The classical Radon transform of a scalar function \(f\) on \(\mathbb R^n\) is defined on the space of affine subspaces of codimension 1, i.e., on the space of sets of the form \(L+x\), where \(L\) is a hyperplane in \(\mathbb R^n\), and acts by the formula \[ {\mathcal R} f(L+x)= \int_{L+x} f(u)du. \]
The goal of this paper is to introduce the Radon transform for measures on infinite-dimensional spaces. Such a transform has been discussed before by A. Hertle, J. J. Becnel, and A. N. Sengupta, and V. Mihai. The authors of the paper under review propose a new definition that appears to have analogous properties of the classical Radon transform.
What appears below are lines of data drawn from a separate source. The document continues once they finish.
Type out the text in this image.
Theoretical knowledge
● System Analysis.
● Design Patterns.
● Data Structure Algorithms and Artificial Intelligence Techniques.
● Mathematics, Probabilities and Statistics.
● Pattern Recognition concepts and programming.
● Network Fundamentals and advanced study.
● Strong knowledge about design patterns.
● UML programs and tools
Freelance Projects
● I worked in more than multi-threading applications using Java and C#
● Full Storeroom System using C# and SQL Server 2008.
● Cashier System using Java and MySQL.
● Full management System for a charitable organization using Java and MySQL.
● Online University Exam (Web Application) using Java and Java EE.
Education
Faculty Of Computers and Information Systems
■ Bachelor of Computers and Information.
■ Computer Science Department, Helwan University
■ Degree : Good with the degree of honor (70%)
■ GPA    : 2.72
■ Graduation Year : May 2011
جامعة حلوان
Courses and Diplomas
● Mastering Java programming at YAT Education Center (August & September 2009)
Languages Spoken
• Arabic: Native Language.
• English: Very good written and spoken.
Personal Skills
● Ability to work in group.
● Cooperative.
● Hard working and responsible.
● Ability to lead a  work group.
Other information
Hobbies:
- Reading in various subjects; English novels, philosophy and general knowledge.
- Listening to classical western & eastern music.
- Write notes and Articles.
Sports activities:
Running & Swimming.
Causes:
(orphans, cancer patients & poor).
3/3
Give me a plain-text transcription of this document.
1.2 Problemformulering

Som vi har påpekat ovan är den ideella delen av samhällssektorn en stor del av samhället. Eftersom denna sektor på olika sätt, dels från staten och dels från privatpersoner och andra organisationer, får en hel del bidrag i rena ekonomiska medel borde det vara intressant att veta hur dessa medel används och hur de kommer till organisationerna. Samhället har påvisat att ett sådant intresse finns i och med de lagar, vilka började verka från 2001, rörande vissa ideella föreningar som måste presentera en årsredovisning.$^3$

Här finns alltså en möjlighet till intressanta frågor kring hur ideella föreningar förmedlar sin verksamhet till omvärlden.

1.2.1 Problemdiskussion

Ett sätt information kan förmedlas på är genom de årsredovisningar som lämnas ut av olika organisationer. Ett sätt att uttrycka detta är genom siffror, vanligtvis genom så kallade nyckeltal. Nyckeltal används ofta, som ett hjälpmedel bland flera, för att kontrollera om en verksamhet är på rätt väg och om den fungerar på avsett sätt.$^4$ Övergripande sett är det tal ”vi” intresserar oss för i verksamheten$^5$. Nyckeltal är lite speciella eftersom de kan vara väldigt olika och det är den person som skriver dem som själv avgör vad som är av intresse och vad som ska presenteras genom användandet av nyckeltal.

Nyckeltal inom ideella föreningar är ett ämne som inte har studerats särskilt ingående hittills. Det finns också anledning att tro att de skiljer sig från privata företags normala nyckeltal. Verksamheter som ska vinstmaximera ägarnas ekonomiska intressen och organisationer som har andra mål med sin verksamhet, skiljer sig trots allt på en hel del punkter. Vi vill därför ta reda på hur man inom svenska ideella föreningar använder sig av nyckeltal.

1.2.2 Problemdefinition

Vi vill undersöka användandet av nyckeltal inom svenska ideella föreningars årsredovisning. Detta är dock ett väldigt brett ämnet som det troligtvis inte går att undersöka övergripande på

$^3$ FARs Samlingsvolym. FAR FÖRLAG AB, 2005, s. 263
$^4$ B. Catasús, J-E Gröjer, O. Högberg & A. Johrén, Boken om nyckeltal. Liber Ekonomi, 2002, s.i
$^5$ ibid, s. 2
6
To this end, the authors introduce the concept of a Radon measure on a locally convex space \(X\) and a system of conditional measures. They consider the restriction of a Radon measure to the \(\sigma\)-algebra \(\sigma (X^\ast)\) generated by the space \(X^\ast\) of continuous linear functionals on \(X.\) Let \(l\in X^\ast\), \(l\neq 0\), \(L=\text{Ker }l=l^{-1}(0)\) and pick \(v\in X\) with \(l(v)=1.\) The affine subspaces \(L+tv\) include all affine subspaces of the form \(L+x\), \(x\in X\). Under the assumption that there exist conditional measures \(\mu^{L+x}\) on the sets \(L+x\) satisfying certain conditions, the Radon transform of a bounded Borel function \(f\) on \(X\) is defined by the formula \[ {\mathcal R}^{\mu}f(L+x)=\int_{X}f(y)\mu^{L+x}\left( dy\right) . \]
The authors discuss properties of this transform and compare it with other definitions given by the authors cited above. The paper is concluded with a uniqueness theorem for the Radon transform \({\mathcal R}^{\mu}f\).